= GALA Queer Archive =

The GALA Queer Archive (previously known as the Gay and Lesbian Memory in Action), also known by its acronym, GALA, is an organization that documents social and legal history of LGBTIQA+ individuals and organizations in South Africa and attempts to correct prevailing stereotypes and misperceptions about same-sex relationships in Africa.

==The organization==

GALA was formed in 1997 as an offshoot of the South African History Archives, it was fashioned after Homodok in Netherlands and the Lesbian Herstory Archives in U.S. The name of the organization was previously known as The Gay and Lesbian Archives of South Africa from where it got the acronym GALA. In 2007, the name was changed to its present form.
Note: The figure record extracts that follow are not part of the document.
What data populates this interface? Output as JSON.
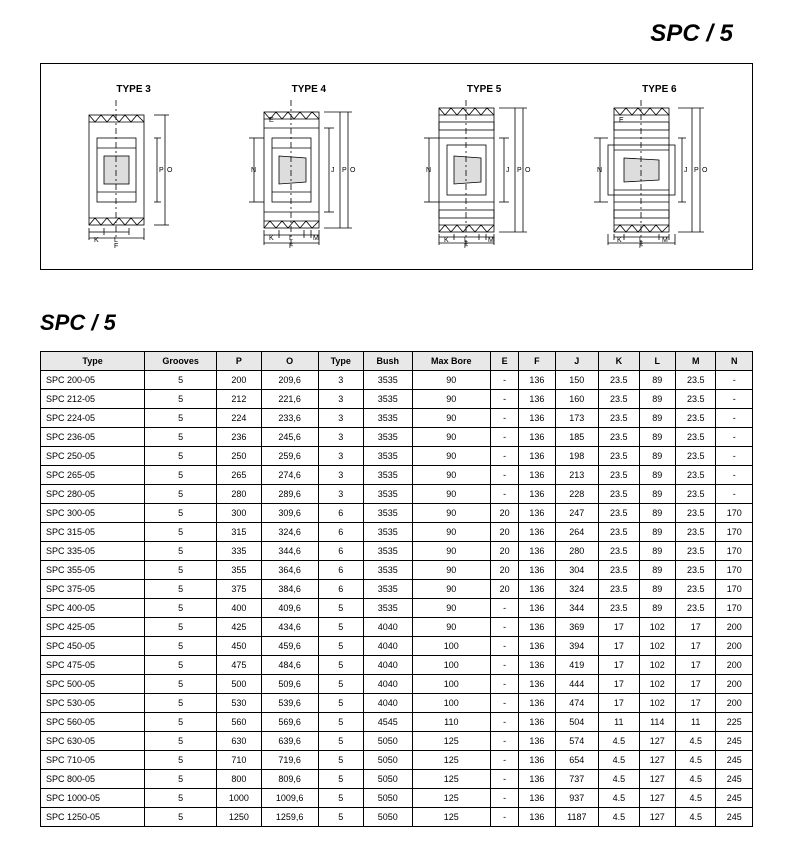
{
  "header_title": "SPC / 5",
  "section_title": "SPC / 5",
  "diagrams": {
    "labels": [
      "TYPE 3",
      "TYPE 4",
      "TYPE 5",
      "TYPE 6"
    ],
    "dim_labels": {
      "K": "K",
      "L": "L",
      "F": "F",
      "M": "M",
      "N": "N",
      "E": "E",
      "J": "J",
      "P": "P",
      "O": "O"
    }
  },
  "table": {
    "columns": [
      "Type",
      "Grooves",
      "P",
      "O",
      "Type",
      "Bush",
      "Max Bore",
      "E",
      "F",
      "J",
      "K",
      "L",
      "M",
      "N"
    ],
    "rows": [
      [
        "SPC  200-05",
        "5",
        "200",
        "209,6",
        "3",
        "3535",
        "90",
        "-",
        "136",
        "150",
        "23.5",
        "89",
        "23.5",
        "-"
      ],
      [
        "SPC  212-05",
        "5",
        "212",
        "221,6",
        "3",
        "3535",
        "90",
        "-",
        "136",
        "160",
        "23.5",
        "89",
        "23.5",
        "-"
      ],
      [
        "SPC  224-05",
        "5",
        "224",
        "233,6",
        "3",
        "3535",
        "90",
        "-",
        "136",
        "173",
        "23.5",
        "89",
        "23.5",
        "-"
      ],
      [
        "SPC  236-05",
        "5",
        "236",
        "245,6",
        "3",
        "3535",
        "90",
        "-",
        "136",
        "185",
        "23.5",
        "89",
        "23.5",
        "-"
      ],
      [
        "SPC  250-05",
        "5",
        "250",
        "259,6",
        "3",
        "3535",
        "90",
        "-",
        "136",
        "198",
        "23.5",
        "89",
        "23.5",
        "-"
      ],
      [
        "SPC  265-05",
        "5",
        "265",
        "274,6",
        "3",
        "3535",
        "90",
        "-",
        "136",
        "213",
        "23.5",
        "89",
        "23.5",
        "-"
      ],
      [
        "SPC  280-05",
        "5",
        "280",
        "289,6",
        "3",
        "3535",
        "90",
        "-",
        "136",
        "228",
        "23.5",
        "89",
        "23.5",
        "-"
      ],
      [
        "SPC  300-05",
        "5",
        "300",
        "309,6",
        "6",
        "3535",
        "90",
        "20",
        "136",
        "247",
        "23.5",
        "89",
        "23.5",
        "170"
      ],
      [
        "SPC  315-05",
        "5",
        "315",
        "324,6",
        "6",
        "3535",
        "90",
        "20",
        "136",
        "264",
        "23.5",
        "89",
        "23.5",
        "170"
      ],
      [
        "SPC  335-05",
        "5",
        "335",
        "344,6",
        "6",
        "3535",
        "90",
        "20",
        "136",
        "280",
        "23.5",
        "89",
        "23.5",
        "170"
      ],
      [
        "SPC  355-05",
        "5",
        "355",
        "364,6",
        "6",
        "3535",
        "90",
        "20",
        "136",
        "304",
        "23.5",
        "89",
        "23.5",
        "170"
      ],
      [
        "SPC  375-05",
        "5",
        "375",
        "384,6",
        "6",
        "3535",
        "90",
        "20",
        "136",
        "324",
        "23.5",
        "89",
        "23.5",
        "170"
      ],
      [
        "SPC  400-05",
        "5",
        "400",
        "409,6",
        "5",
        "3535",
        "90",
        "-",
        "136",
        "344",
        "23.5",
        "89",
        "23.5",
        "170"
      ],
      [
        "SPC  425-05",
        "5",
        "425",
        "434,6",
        "5",
        "4040",
        "90",
        "-",
        "136",
        "369",
        "17",
        "102",
        "17",
        "200"
      ],
      [
        "SPC  450-05",
        "5",
        "450",
        "459,6",
        "5",
        "4040",
        "100",
        "-",
        "136",
        "394",
        "17",
        "102",
        "17",
        "200"
      ],
      [
        "SPC  475-05",
        "5",
        "475",
        "484,6",
        "5",
        "4040",
        "100",
        "-",
        "136",
        "419",
        "17",
        "102",
        "17",
        "200"
      ],
      [
        "SPC  500-05",
        "5",
        "500",
        "509,6",
        "5",
        "4040",
        "100",
        "-",
        "136",
        "444",
        "17",
        "102",
        "17",
        "200"
      ],
      [
        "SPC  530-05",
        "5",
        "530",
        "539,6",
        "5",
        "4040",
        "100",
        "-",
        "136",
        "474",
        "17",
        "102",
        "17",
        "200"
      ],
      [
        "SPC  560-05",
        "5",
        "560",
        "569,6",
        "5",
        "4545",
        "110",
        "-",
        "136",
        "504",
        "11",
        "114",
        "11",
        "225"
      ],
      [
        "SPC  630-05",
        "5",
        "630",
        "639,6",
        "5",
        "5050",
        "125",
        "-",
        "136",
        "574",
        "4.5",
        "127",
        "4.5",
        "245"
      ],
      [
        "SPC  710-05",
        "5",
        "710",
        "719,6",
        "5",
        "5050",
        "125",
        "-",
        "136",
        "654",
        "4.5",
        "127",
        "4.5",
        "245"
      ],
      [
        "SPC  800-05",
        "5",
        "800",
        "809,6",
        "5",
        "5050",
        "125",
        "-",
        "136",
        "737",
        "4.5",
        "127",
        "4.5",
        "245"
      ],
      [
        "SPC  1000-05",
        "5",
        "1000",
        "1009,6",
        "5",
        "5050",
        "125",
        "-",
        "136",
        "937",
        "4.5",
        "127",
        "4.5",
        "245"
      ],
      [
        "SPC  1250-05",
        "5",
        "1250",
        "1259,6",
        "5",
        "5050",
        "125",
        "-",
        "136",
        "1187",
        "4.5",
        "127",
        "4.5",
        "245"
      ]
    ]
  }
}
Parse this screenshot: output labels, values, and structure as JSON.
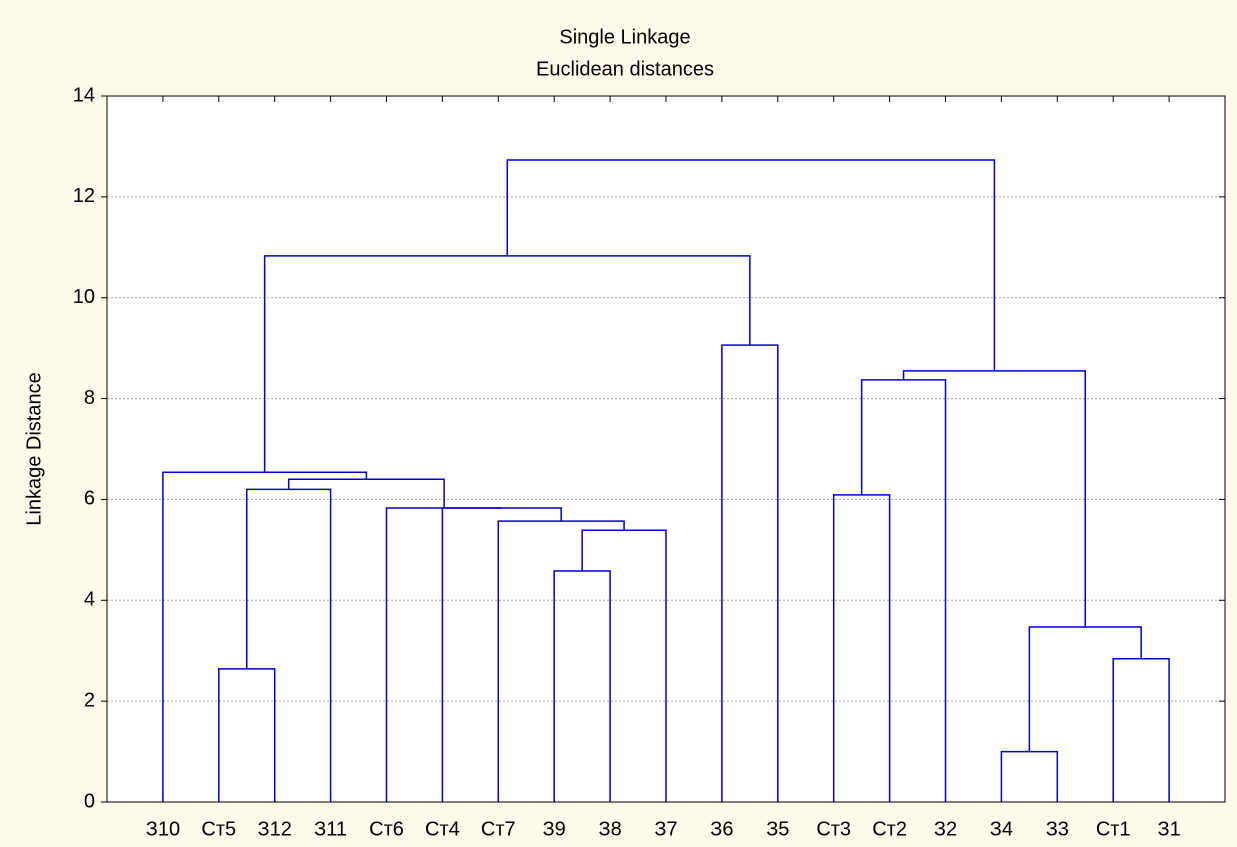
{
  "chart_data": {
    "type": "dendrogram",
    "title": "Single Linkage",
    "subtitle": "Euclidean distances",
    "ylabel": "Linkage Distance",
    "color": "#0000cc",
    "ylim": [
      0,
      14
    ],
    "yticks": [
      0,
      2,
      4,
      6,
      8,
      10,
      12,
      14
    ],
    "grid": true,
    "tree": {
      "height": 12.73,
      "children": [
        {
          "height": 10.83,
          "children": [
            {
              "height": 6.54,
              "children": [
                "З10",
                {
                  "height": 6.4,
                  "children": [
                    {
                      "height": 6.2,
                      "children": [
                        {
                          "height": 2.64,
                          "children": [
                            "Ст5",
                            "З12"
                          ]
                        },
                        "З11"
                      ]
                    },
                    {
                      "height": 5.83,
                      "children": [
                        "Ст6",
                        {
                          "height": 5.83,
                          "children": [
                            "Ст4",
                            {
                              "height": 5.57,
                              "children": [
                                "Ст7",
                                {
                                  "height": 5.39,
                                  "children": [
                                    {
                                      "height": 4.58,
                                      "children": [
                                        "З9",
                                        "З8"
                                      ]
                                    },
                                    "З7"
                                  ]
                                }
                              ]
                            }
                          ]
                        }
                      ]
                    }
                  ]
                }
              ]
            },
            {
              "height": 9.06,
              "children": [
                "З6",
                "З5"
              ]
            }
          ]
        },
        {
          "height": 8.55,
          "children": [
            {
              "height": 8.37,
              "children": [
                {
                  "height": 6.09,
                  "children": [
                    "Ст3",
                    "Ст2"
                  ]
                },
                "З2"
              ]
            },
            {
              "height": 3.47,
              "children": [
                {
                  "height": 1.0,
                  "children": [
                    "З4",
                    "З3"
                  ]
                },
                {
                  "height": 2.84,
                  "children": [
                    "Ст1",
                    "З1"
                  ]
                }
              ]
            }
          ]
        }
      ]
    }
  }
}
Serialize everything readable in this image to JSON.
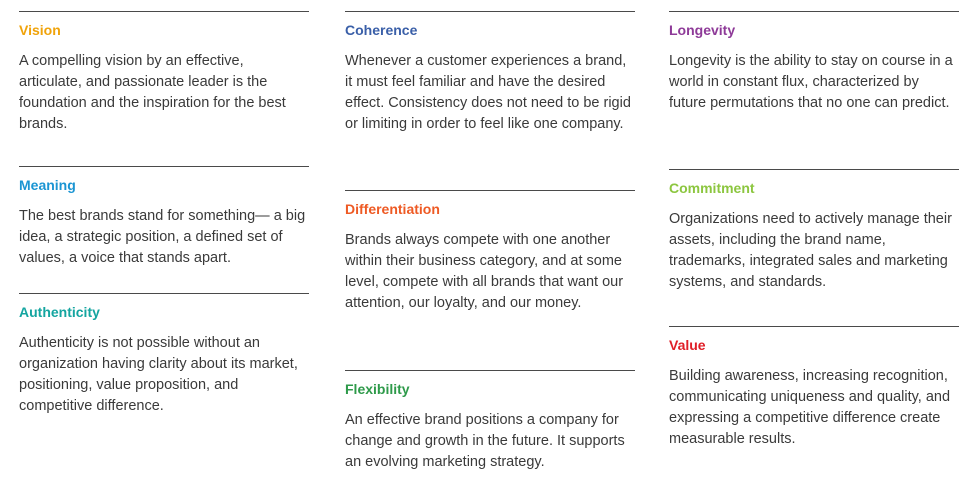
{
  "columns": [
    {
      "blocks": [
        {
          "title": "Vision",
          "color": "#f0a30a",
          "text": "A compelling vision by an effective, articulate, and passionate leader is the foundation and the inspiration for the best brands."
        },
        {
          "title": "Meaning",
          "color": "#1b95d3",
          "text": "The best brands stand for something— a big idea, a strategic position, a defined set of values, a voice that stands apart."
        },
        {
          "title": "Authenticity",
          "color": "#14a5a0",
          "text": "Authenticity is not possible without an organization having clarity about its market, positioning, value proposition, and competitive difference."
        }
      ]
    },
    {
      "blocks": [
        {
          "title": "Coherence",
          "color": "#3a5fa8",
          "text": "Whenever a customer experiences a brand, it must feel familiar and have the desired effect. Consistency does not need to be rigid or limiting in order to feel like one company."
        },
        {
          "title": "Differentiation",
          "color": "#ee5a24",
          "text": "Brands always compete with one another within their business category, and at some level, compete with all brands that want our attention, our loyalty, and our money."
        },
        {
          "title": "Flexibility",
          "color": "#2e9a4a",
          "text": "An effective brand positions a company for change and growth in the future. It supports an evolving marketing strategy."
        }
      ]
    },
    {
      "blocks": [
        {
          "title": "Longevity",
          "color": "#8e3a98",
          "text": "Longevity is the ability to stay on course in a world in constant flux, characterized by future permutations that no one can predict."
        },
        {
          "title": "Commitment",
          "color": "#8cc63f",
          "text": "Organizations need to actively manage their assets, including the brand name, trademarks, integrated sales and marketing systems, and standards."
        },
        {
          "title": "Value",
          "color": "#e01e27",
          "text": "Building awareness, increasing recognition, communicating uniqueness and quality, and expressing a competitive difference create measurable results."
        }
      ]
    }
  ]
}
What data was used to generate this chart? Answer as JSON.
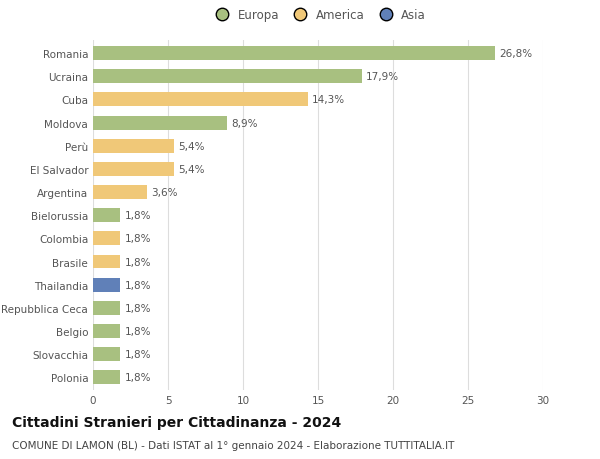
{
  "title": "Cittadini Stranieri per Cittadinanza - 2024",
  "subtitle": "COMUNE DI LAMON (BL) - Dati ISTAT al 1° gennaio 2024 - Elaborazione TUTTITALIA.IT",
  "legend_labels": [
    "Europa",
    "America",
    "Asia"
  ],
  "legend_colors": [
    "#a8c080",
    "#f0c878",
    "#6080b8"
  ],
  "categories": [
    "Romania",
    "Ucraina",
    "Cuba",
    "Moldova",
    "Perù",
    "El Salvador",
    "Argentina",
    "Bielorussia",
    "Colombia",
    "Brasile",
    "Thailandia",
    "Repubblica Ceca",
    "Belgio",
    "Slovacchia",
    "Polonia"
  ],
  "values": [
    26.8,
    17.9,
    14.3,
    8.9,
    5.4,
    5.4,
    3.6,
    1.8,
    1.8,
    1.8,
    1.8,
    1.8,
    1.8,
    1.8,
    1.8
  ],
  "bar_colors": [
    "#a8c080",
    "#a8c080",
    "#f0c878",
    "#a8c080",
    "#f0c878",
    "#f0c878",
    "#f0c878",
    "#a8c080",
    "#f0c878",
    "#f0c878",
    "#6080b8",
    "#a8c080",
    "#a8c080",
    "#a8c080",
    "#a8c080"
  ],
  "labels": [
    "26,8%",
    "17,9%",
    "14,3%",
    "8,9%",
    "5,4%",
    "5,4%",
    "3,6%",
    "1,8%",
    "1,8%",
    "1,8%",
    "1,8%",
    "1,8%",
    "1,8%",
    "1,8%",
    "1,8%"
  ],
  "xlim": [
    0,
    30
  ],
  "xticks": [
    0,
    5,
    10,
    15,
    20,
    25,
    30
  ],
  "background_color": "#ffffff",
  "grid_color": "#dddddd",
  "bar_height": 0.6,
  "title_fontsize": 10,
  "subtitle_fontsize": 7.5,
  "label_fontsize": 7.5,
  "tick_fontsize": 7.5,
  "legend_fontsize": 8.5
}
The archives of GALA is located at the Historical Papers department of the William Cullen Library at University of the Witwatersrand. The archives contains social, political and constitutional aspects of LGBTIQA+ lives in South Africa. Documents in the archives include legal notes, oral history of LGBT in South Africa, records of South African LGBT organizations, intimate documents submitted by individuals and photographs.

==Projects==

GALA organizes and participates in educational programs and training that encourages equality in South Africa. In the late 1990s, it developed an oral history project partly to improve the stories of lesbians in its archives. Another project, African Women's Oral History was initiated in 2003 to include Southern and Eastern African countries. In May 2015, it coordinated a workshop to promote equality in the workplace and raise awareness about homophobia in the workplace.

GALA also publishes writing by and about LGBT people under the imprint MaThoko's Books. Founded in 2011, the imprint has published a number of books, including Queer Africa: New and Collected Fiction which won the 2014 Lambda Literary Award for an LGBT anthology.

MaThoko's Books is named for a South African woman who ran an illegal tavern in KwaThema in the 1980s and 1990s. The tavern became noteworthy as the headquarters of the Gay and Lesbian Organization of the Witwatersrand, an LGBT activism organisation founded by South African activists Simon Nkoli, Beverly Ditsie and Linda Ngcobo.